Seven Years of Goalposts Moving

Khlaaf said something on Al Jazeera that I haven’t been able to shake. Just seven years ago, Google employees walked out in protest over the company having any military contracts at all. The demand was simple: no military use of AI. Full stop.

Now? The best we’re hoping for is that AI won’t fire the weapons autonomously. It can suggest who to kill. It can prioritise the targets. It can generate the coordinates. But as long as a human clicks “confirm” with 3 seconds of review time under combat pressure — that’s the line we’re defending.

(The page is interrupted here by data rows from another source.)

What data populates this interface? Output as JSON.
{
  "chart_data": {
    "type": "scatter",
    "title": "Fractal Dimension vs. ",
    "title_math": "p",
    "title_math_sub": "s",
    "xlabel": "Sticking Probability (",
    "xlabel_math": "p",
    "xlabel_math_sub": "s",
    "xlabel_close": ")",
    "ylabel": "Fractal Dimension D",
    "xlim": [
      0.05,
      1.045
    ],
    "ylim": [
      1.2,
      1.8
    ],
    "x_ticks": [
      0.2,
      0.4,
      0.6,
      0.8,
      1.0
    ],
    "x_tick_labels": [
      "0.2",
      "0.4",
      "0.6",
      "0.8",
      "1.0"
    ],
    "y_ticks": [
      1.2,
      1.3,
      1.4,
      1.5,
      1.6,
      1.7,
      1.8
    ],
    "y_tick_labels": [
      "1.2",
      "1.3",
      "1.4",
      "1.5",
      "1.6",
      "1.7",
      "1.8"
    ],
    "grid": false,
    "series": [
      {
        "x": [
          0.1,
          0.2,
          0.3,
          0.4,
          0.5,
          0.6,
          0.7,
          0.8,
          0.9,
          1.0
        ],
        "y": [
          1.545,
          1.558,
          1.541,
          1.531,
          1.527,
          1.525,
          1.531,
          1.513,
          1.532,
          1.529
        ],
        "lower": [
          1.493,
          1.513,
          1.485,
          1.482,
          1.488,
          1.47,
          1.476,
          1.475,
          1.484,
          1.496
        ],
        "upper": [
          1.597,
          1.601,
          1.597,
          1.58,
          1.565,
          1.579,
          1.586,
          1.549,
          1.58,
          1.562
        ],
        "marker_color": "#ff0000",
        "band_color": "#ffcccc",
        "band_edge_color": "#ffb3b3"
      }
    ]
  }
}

The goalposts haven’t just moved. They’ve left the pitch entirely.

So What Now?

Look, I’m not going to pretend I have a clean answer here. I use Claude every day. It’s the best coding model on the market and I run my entire AI stack on it. I’m not about to delete it out of moral outrage and go back to writing everything by hand.

But I’m also not going to pretend that switching from ChatGPT to Claude is an ethical act. It’s not. You moved from one company whose tech is used in war to another company whose tech is used in the same war. The only difference is the PR.

What I do think is worth doing: stop treating AI companies like football teams. Stop picking heroes. Anthropic isn’t the good guys. OpenAI isn’t the villains. They’re both companies that need military contracts to justify their burn rate, and they’re both going to find ways to get them.

The uncomfortable question isn’t “which AI company is more ethical?” It’s whether these models — systems that hallucinate, fabricate, and confidently present fiction as fact — should be anywhere near targeting decisions in a war.

And right now, nobody with the power to answer that question has any incentive to say no.